La guerre n’est pas terminée. Mobilisé, il est préposé à la surveillance des chargements des convois expédiés aux armées depuis la gare de l’Est. Les ordres lui parviennent par téléphone. Il fréquente des établissements vers Saint-Lazare, où se rencontrent des militaires et des femmes. Il a été l’amant de Madame Karnitzka, russe, maîtresse du colonel Alexis Ignatieff (attaché militaire russe à Paris). Cette femme dirige une agence de renseignements pour le compte du colonel. Elle a fait de nombreux voyages en Suisse et en Espagne. Elle fréquente une taverne place Clichy et rencontre de nombreux individus étrangers. Louis a rompu avec cette russe. Elle a un autre amant, un brigadier également mobilisé. Cette dame étant surveillée, Louis a fait aussi l’objet d’une filature, sans résultat.
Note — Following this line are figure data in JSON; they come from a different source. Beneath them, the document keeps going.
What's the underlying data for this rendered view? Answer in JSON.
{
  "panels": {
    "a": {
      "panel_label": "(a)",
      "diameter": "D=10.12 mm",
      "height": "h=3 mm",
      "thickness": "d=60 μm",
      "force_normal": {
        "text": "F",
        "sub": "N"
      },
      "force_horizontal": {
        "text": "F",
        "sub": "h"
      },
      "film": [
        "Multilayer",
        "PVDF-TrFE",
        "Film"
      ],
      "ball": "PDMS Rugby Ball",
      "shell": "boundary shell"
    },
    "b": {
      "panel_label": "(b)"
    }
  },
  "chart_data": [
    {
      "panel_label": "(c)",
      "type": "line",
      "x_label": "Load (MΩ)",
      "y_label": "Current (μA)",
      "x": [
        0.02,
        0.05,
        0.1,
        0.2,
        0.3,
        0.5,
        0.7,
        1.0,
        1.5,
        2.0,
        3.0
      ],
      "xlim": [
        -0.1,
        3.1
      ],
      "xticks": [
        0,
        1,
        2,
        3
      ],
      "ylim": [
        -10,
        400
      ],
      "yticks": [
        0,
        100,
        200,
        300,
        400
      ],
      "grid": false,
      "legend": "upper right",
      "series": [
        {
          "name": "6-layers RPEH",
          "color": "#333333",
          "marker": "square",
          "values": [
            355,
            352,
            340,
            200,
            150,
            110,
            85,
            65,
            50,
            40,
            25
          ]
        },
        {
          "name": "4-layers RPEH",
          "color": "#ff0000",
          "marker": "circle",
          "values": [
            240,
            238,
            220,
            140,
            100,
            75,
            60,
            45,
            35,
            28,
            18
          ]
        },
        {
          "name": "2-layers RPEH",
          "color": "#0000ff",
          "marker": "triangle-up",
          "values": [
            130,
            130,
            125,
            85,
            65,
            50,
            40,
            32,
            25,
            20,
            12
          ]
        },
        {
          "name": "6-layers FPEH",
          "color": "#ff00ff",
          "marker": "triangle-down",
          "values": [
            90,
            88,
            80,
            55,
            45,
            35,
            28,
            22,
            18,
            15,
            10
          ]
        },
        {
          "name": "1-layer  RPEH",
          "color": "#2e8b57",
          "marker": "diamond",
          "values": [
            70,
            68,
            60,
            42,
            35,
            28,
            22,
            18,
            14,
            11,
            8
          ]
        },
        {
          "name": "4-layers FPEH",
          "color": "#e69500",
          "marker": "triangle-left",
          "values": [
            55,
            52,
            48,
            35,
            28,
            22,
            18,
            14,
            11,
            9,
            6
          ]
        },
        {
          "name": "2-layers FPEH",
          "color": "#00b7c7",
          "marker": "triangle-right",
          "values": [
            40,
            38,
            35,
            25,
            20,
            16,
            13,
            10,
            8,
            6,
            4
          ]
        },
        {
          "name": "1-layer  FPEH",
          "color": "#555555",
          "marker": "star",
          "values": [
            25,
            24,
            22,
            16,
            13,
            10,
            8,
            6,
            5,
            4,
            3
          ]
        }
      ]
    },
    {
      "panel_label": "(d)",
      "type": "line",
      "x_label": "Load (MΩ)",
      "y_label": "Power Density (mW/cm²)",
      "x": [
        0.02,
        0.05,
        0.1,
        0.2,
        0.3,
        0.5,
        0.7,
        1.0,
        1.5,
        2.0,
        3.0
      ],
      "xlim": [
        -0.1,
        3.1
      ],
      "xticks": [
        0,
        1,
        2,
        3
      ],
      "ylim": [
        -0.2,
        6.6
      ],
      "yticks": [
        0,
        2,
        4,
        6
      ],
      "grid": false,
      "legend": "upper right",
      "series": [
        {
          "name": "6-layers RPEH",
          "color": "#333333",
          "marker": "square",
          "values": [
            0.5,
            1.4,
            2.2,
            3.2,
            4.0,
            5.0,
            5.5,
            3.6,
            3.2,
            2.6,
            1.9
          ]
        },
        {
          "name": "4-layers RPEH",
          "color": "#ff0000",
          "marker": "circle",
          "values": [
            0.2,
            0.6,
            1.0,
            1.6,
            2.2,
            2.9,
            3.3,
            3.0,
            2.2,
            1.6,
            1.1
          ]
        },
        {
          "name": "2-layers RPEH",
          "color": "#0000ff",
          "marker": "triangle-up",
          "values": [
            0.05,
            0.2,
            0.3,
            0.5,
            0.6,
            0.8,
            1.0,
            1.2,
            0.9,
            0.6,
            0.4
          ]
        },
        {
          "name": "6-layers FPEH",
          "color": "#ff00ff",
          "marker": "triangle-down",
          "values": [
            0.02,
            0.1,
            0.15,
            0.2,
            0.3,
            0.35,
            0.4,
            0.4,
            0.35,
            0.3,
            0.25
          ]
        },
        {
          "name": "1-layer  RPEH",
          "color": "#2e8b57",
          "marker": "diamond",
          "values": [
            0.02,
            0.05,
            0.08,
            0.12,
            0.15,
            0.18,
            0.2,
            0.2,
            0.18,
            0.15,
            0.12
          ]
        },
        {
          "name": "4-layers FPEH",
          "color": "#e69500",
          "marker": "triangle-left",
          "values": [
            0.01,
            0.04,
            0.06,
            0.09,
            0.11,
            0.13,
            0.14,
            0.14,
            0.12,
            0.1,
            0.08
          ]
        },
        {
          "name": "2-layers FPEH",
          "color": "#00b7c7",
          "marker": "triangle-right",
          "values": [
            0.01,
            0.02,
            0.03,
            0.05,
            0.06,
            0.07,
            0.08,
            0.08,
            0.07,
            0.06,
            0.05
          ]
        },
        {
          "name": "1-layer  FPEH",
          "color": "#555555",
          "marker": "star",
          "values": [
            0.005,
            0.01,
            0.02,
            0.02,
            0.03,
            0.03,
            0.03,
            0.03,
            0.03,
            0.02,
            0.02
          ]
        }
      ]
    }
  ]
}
Archives Nationales, fonds de Moscou
Ce fonds (années 1880 jusqu’à 1940) est constitué de centaines de milliers de fiches et de dizaines de milliers de dossiers individuels rédigés par la police et la sûreté nationale. Ces documents ont été saisis par les allemands lors de l’Occupation, avant d’être récupérés par les soviétiques en 1945, puis rendus à La France en 1994 et 2004.